Conduite par Espérance Nzuzi, présidente du Conseil d’administration de la CONAPAC, la délégation avait pour objectif de faire prendre en compte la situation du monde paysan. Celle-ci a été résumée en sept préoccupations majeures, adaptées aux réalités des agriculteurs évoluant dans le secteur semencier sur l’ensemble du territoire national.

Parmi les principales préoccupations soulevées figurent notamment la reconnaissance du métier d’agriculteur-multiplicateur, la mise en place des interprofessions, ainsi que l’intégration de l’INERA au sein du ministère de l’Agriculture et de la Sécurité alimentaire, afin d’en renforcer l’opérationnalité.

La CONAPAC plaide également pour la reconnaissance des semences issues de variétés traditionnelles, jugées plus résilientes, dans le catalogue national pour certaines cultures de base.
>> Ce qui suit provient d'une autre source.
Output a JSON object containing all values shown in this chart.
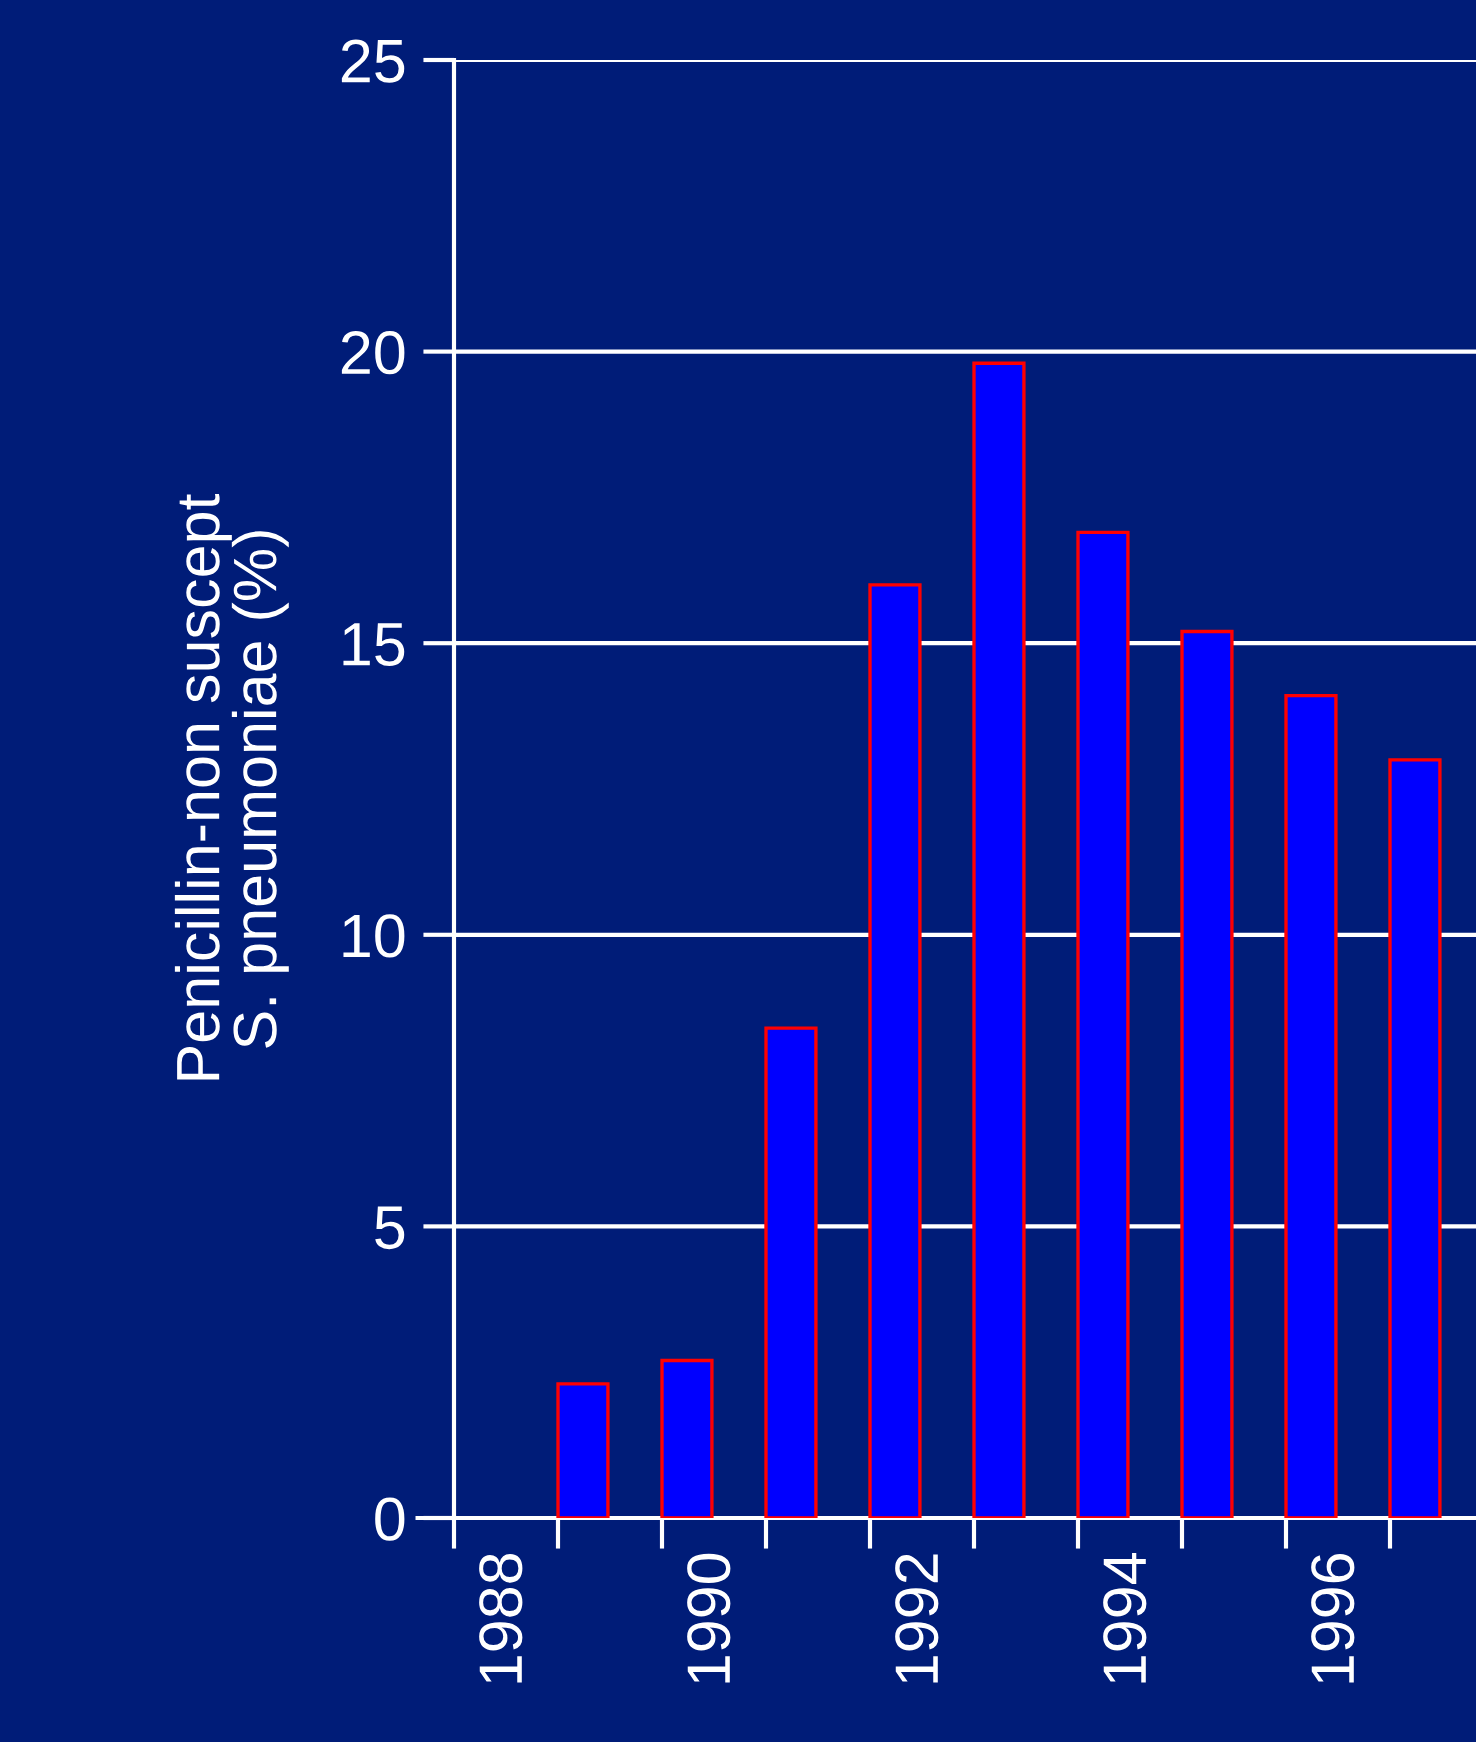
{
  "chart_data": {
    "type": "bar",
    "ylabel": "Penicillin-non suscept\nS. pneumoniae (%)",
    "categories": [
      "1988",
      null,
      "1990",
      null,
      "1992",
      null,
      "1994",
      null,
      "1996",
      null
    ],
    "values": [
      null,
      2.3,
      2.7,
      8.4,
      16.0,
      19.8,
      16.9,
      15.2,
      14.1,
      13.0
    ],
    "color": "#0000ff",
    "ylim": [
      0,
      25
    ],
    "yticks": [
      0,
      5,
      10,
      15,
      20,
      25
    ],
    "grid": "y"
  }
}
Elle recommande, par ailleurs, la mise en place d’une politique de promotion des banques de semences, notamment traditionnelles, ainsi que l’organisation du métier d’agro-dealer, à l’instar de ce qui existe dans d’autres secteurs de la vie nationale.

La délégation a également insisté sur la réorganisation du dispositif de déclinaison de la chaîne de valeur de la production des semences, notamment les semences pré-base, base, R, R1 et R2.

Très favorable à ces contributions, Isaac Tshilumbayi, élu de Luiza dans le Kasaï-Central et porteur de la proposition de loi semencière, a promis de réitérer son engagement à œuvrer en faveur des populations rurales. Il a notamment assuré qu’il veillera à ce que le texte final puisse intégrer les préoccupations exprimées par les agriculteurs, les coopératives et les autres acteurs du secteur.

Ces échanges devraient être pris en compte dans la suite du processus législatif, notamment lors de la prochaine session parlementaire prévue en septembre 2026.

De son côté, Espérance Nzuzi, satisfaite de cette audience, a, au nom de la délégation, remercié le professeur Isaac Jean-Claude Tshilumbayi, premier vice-président de la Chambre basse du Parlement, pour cette initiative et pour ses efforts en faveur du bien-être des populations rurales du Grand Kasaï et de l’ensemble des provinces du pays.

À l’issue de cette rencontre, les deux parties ont convenu de maintenir un dialogue permanent afin d’accompagner le processus législatif jusqu’à son adoption définitive, notamment à travers des consultations élargies avec les acteurs clés du monde agricole.